At Wake Forest University — where students unofficially adopted the nickname “The Streakin’ Deacons” during the fad’s heyday — student body president Beth Daniels participated in two streaks on campus. It was really no big deal, she says, but for the first streak, she admits she was nervous that the young man driving the getaway car might not show up, leaving her and six other women out in the cold without any clothes.
“He had to swear on 10 stacks of Bibles he would be waiting at the parking lot for us,” says Daniels, now an attorney in Florida.
Streaking became so prominent that even North Carolina’s arch-conservative U.S. senator, Jesse Helms, weighed in on the topic, suggesting in a letter to his constituents that streakers should be herded into their respective schools’ football stadiums, where they would periodically be doused with cold water until their parents came to pick them up. Helms later conceded no college was likely to act on his suggestion, “but if it were done, I don’t believe there would be any more streaking,” he said.

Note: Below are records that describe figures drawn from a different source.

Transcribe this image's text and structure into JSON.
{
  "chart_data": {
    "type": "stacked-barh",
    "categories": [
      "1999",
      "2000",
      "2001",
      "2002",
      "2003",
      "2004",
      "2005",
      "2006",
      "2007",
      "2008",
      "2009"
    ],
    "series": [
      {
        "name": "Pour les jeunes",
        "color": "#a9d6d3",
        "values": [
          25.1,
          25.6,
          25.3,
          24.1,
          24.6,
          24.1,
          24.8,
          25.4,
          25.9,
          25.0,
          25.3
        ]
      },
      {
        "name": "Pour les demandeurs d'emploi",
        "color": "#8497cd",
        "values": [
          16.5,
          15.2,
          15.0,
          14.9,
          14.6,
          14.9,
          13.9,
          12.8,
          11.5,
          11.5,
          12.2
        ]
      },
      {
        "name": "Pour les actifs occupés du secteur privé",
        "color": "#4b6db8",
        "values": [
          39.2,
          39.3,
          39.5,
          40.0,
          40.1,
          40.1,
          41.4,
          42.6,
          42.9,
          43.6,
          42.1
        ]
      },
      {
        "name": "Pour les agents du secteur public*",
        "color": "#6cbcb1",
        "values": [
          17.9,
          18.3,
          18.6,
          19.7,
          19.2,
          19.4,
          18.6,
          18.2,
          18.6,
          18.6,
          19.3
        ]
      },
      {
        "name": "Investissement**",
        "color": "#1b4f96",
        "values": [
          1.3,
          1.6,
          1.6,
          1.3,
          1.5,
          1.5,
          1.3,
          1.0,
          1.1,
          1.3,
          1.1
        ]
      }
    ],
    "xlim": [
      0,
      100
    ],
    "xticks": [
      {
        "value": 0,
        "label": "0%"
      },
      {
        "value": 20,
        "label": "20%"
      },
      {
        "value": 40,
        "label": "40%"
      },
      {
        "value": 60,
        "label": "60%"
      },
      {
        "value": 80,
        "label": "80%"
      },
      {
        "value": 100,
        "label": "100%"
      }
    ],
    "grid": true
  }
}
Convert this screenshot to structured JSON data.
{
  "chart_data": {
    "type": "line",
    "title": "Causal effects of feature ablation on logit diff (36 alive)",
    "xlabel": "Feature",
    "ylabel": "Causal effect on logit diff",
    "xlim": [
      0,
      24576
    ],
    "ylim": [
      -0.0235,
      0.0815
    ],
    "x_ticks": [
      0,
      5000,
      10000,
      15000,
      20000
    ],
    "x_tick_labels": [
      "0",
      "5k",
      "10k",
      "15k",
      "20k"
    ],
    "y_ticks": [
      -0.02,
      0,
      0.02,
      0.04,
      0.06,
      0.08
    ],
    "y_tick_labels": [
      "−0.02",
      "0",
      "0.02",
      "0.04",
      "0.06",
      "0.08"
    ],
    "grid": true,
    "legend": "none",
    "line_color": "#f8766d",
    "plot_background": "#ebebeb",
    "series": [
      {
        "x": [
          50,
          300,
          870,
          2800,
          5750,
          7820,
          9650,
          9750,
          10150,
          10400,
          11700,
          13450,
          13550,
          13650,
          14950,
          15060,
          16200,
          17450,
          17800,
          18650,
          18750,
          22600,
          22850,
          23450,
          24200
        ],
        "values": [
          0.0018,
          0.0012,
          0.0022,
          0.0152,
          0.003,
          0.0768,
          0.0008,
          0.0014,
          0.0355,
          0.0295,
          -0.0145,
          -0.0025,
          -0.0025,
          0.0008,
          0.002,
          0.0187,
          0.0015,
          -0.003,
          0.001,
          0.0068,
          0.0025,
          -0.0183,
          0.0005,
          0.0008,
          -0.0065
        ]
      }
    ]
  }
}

As it turned out, streaking gradually began to disappear on college campuses and was all but gone as a campus fad by the end of the 1974 spring semester. Despite the outcry streaking caused in certain circles, it is mostly remembered as a harmless activity carried out largely by carefree college students who were just looking for fun.
That’s the way Dwight Sparks chooses to remember his mad dash across the quad at Western Carolina the night he sprang from the backseat of a car, ran about 10 steps, then looked back and grinned at his buddies. He even penned a column about his streak for his newspaper, The Clemmons Courier, in which he concluded, “As President George W. Bush once said, ‘When I was young and stupid, I was young and stupid.’ ”
Forty years later, though, he still looks back and grins.